The electric field lines surrounding three charges are shown in the figure below. The center charge is q2 = -15.9 µC.
Divide the negative charge by two. Since the total charge of the dipole is zero, you must have the two positive charges (which are the same), cancel out the sole negative charge. -15.9/2 = -7.95, and then flip the sign because the two sides are positive, so +7.95µC
Oh, I see. You're asking about the electric field lines surrounding three charges. Is this some kind of electric party? I hope they're not playing any shocking games! Anyway, you mentioned one charge, q2, which is -15.9 µC. But you didn't mention the other charges. I hope they're not shy!

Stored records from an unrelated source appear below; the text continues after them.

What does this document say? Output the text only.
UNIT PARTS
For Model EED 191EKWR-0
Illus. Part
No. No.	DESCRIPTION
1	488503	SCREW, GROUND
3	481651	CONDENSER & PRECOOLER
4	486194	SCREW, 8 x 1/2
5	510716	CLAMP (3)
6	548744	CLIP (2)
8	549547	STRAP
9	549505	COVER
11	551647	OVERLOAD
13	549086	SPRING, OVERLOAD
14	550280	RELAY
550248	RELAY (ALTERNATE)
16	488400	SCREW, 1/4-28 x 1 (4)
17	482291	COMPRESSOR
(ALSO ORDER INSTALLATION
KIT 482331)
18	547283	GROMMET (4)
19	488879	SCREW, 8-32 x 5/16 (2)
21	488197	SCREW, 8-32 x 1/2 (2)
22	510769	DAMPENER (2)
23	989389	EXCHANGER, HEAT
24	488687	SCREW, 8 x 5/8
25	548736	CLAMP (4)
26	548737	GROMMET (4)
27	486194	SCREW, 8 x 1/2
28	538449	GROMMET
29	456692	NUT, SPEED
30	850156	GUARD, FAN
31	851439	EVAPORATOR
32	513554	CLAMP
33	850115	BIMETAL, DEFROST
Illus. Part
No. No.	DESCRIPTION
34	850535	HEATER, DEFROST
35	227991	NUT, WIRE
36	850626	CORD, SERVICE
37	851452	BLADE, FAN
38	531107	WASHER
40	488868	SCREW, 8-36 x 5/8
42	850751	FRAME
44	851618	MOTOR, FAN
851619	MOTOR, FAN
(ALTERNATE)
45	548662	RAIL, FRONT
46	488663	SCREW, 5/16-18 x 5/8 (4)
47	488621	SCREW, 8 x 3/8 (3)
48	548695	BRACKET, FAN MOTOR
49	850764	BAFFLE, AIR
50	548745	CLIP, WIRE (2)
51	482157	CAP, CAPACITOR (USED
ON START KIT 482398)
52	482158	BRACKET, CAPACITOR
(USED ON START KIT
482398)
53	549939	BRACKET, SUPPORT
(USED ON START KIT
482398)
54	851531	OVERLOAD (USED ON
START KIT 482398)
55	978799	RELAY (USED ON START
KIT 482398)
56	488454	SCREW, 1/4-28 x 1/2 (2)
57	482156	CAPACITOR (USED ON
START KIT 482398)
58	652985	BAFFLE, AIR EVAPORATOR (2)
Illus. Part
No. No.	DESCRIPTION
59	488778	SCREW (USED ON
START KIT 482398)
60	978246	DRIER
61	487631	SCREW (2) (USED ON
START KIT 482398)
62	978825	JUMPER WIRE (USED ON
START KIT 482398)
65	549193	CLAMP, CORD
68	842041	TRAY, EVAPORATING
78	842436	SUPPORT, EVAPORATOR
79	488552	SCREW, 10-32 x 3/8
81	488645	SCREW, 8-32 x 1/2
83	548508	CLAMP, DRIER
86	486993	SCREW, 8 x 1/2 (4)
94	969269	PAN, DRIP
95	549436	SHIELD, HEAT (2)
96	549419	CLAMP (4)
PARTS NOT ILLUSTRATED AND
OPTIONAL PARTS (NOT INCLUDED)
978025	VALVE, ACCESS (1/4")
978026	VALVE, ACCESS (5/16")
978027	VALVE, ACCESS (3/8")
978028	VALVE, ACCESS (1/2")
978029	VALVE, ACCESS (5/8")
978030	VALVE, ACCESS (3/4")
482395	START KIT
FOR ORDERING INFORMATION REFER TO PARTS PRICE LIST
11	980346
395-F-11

Can you give me some more information about the other charges, so I can have a better picture of this electrical extravaganza?
Unfortunately, I cannot see the figure you mentioned. However, I can help you understand the concept of electric field lines surrounding three charges and provide you with relevant information. Please describe the positions and charges of the other two charges so that I can assist you further.
To analyze electric field lines, we typically refer to the concept of electric field, which is a vector quantity that describes the strength and direction of the electric force experienced by a positive test charge placed in that field.
However, you mentioned that the center charge is -15.9 µC (microcoulombs), which indicates that it is a negative charge. In this case, the electric field lines would be drawn in the opposite direction of what is conventionally shown for positive charges.
Unfortunately, without the figure you mentioned, I cannot provide a detailed analysis of the electric field lines or the surrounding charges. If you can provide a description or any additional information about the arrangement of the charges or the figure, I would be more than happy to help you further.